Social-media users described the ad as “bad manners of the company” and urged other users to boycott Burger King restaurants and products.

“A call to every honorable Egyptian, a call to all Arab brothers, a call to everyone who loves Egypt — Boycott the Burger King chain,” Muhammad Shaalan tweeted.

During the blockage crisis, Egyptians were worried because maritime navigation in the Suez Canal stopped for six days as other ships backed up for miles in both directions. The canal links the Mediterranean with the Red Sea, through which more than 10 percent of global maritime trade passes through.

“Mocking others’ crises is a psychological issue, apart from the restaurant,” activist Muhammad Rashid wrote on Twitter while using the hashtag.

#BoycottBurgerKing attracted thousands of tweets, all of which included strong criticism of the company and explicit calls for an inclusive boycott.

“The disaster is that you now mean nothing for the people who rely on fast food,” another social-media user wrote.

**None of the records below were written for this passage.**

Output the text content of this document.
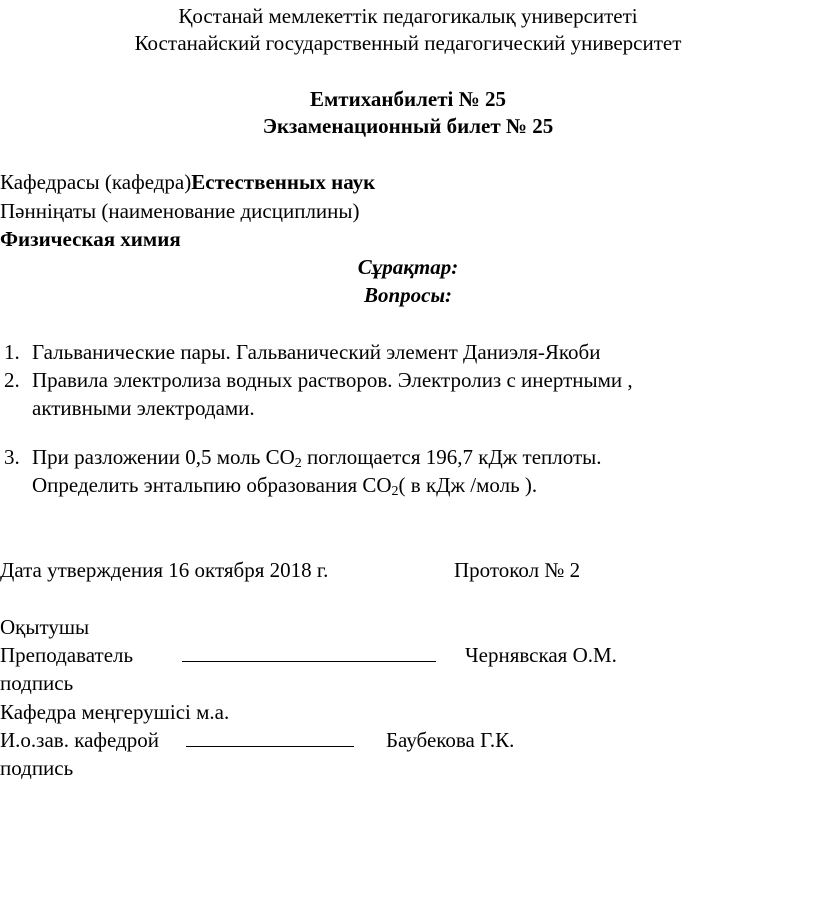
Қостанай мемлекеттік педагогикалық университеті
Костанайский государственный педагогический университет
Емтиханбилеті № 25
Экзаменационный билет № 25
Кафедрасы (кафедра)Естественных наук
Пәнніңаты (наименование дисциплины)
Физическая химия
Сұрақтар:
Вопросы:
1. Гальванические пары. Гальванический элемент Даниэля-Якоби
2. Правила электролиза водных растворов. Электролиз с инертными ,
активными электродами.
3. При разложении 0,5 моль $СО_2$ поглощается 196,7 кДж теплоты.
Определить энтальпию образования $СО_2$( в кДж /моль ).
Дата утверждения 16 октября 2018 г.	Протокол № 2
Оқытушы
Преподаватель	Чернявская О.М.
подпись
Кафедра меңгерушісі м.а.
И.о.зав. кафедрой	Баубекова Г.К.
подпись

However, there was another group of Twitterati who saw nothing wrong with the Burger King ad and considered it a smart way of riding the wave of the crisis.

But this is not the first time Burger King has found itself on the griddle and getting burnt over an offensive tongue-in-cheek tweet.

Three weeks ago on International Women’s Day, a tweet from Burger King UK read: “Women belong in the kitchen” and it backfired massively on the fast-food burger brand.

While the thread was meant to reference the male-dominated UK kitchens and attempt to help women break through by awarding culinary scholarships, the chain deleted the tweet and issued an apology instead.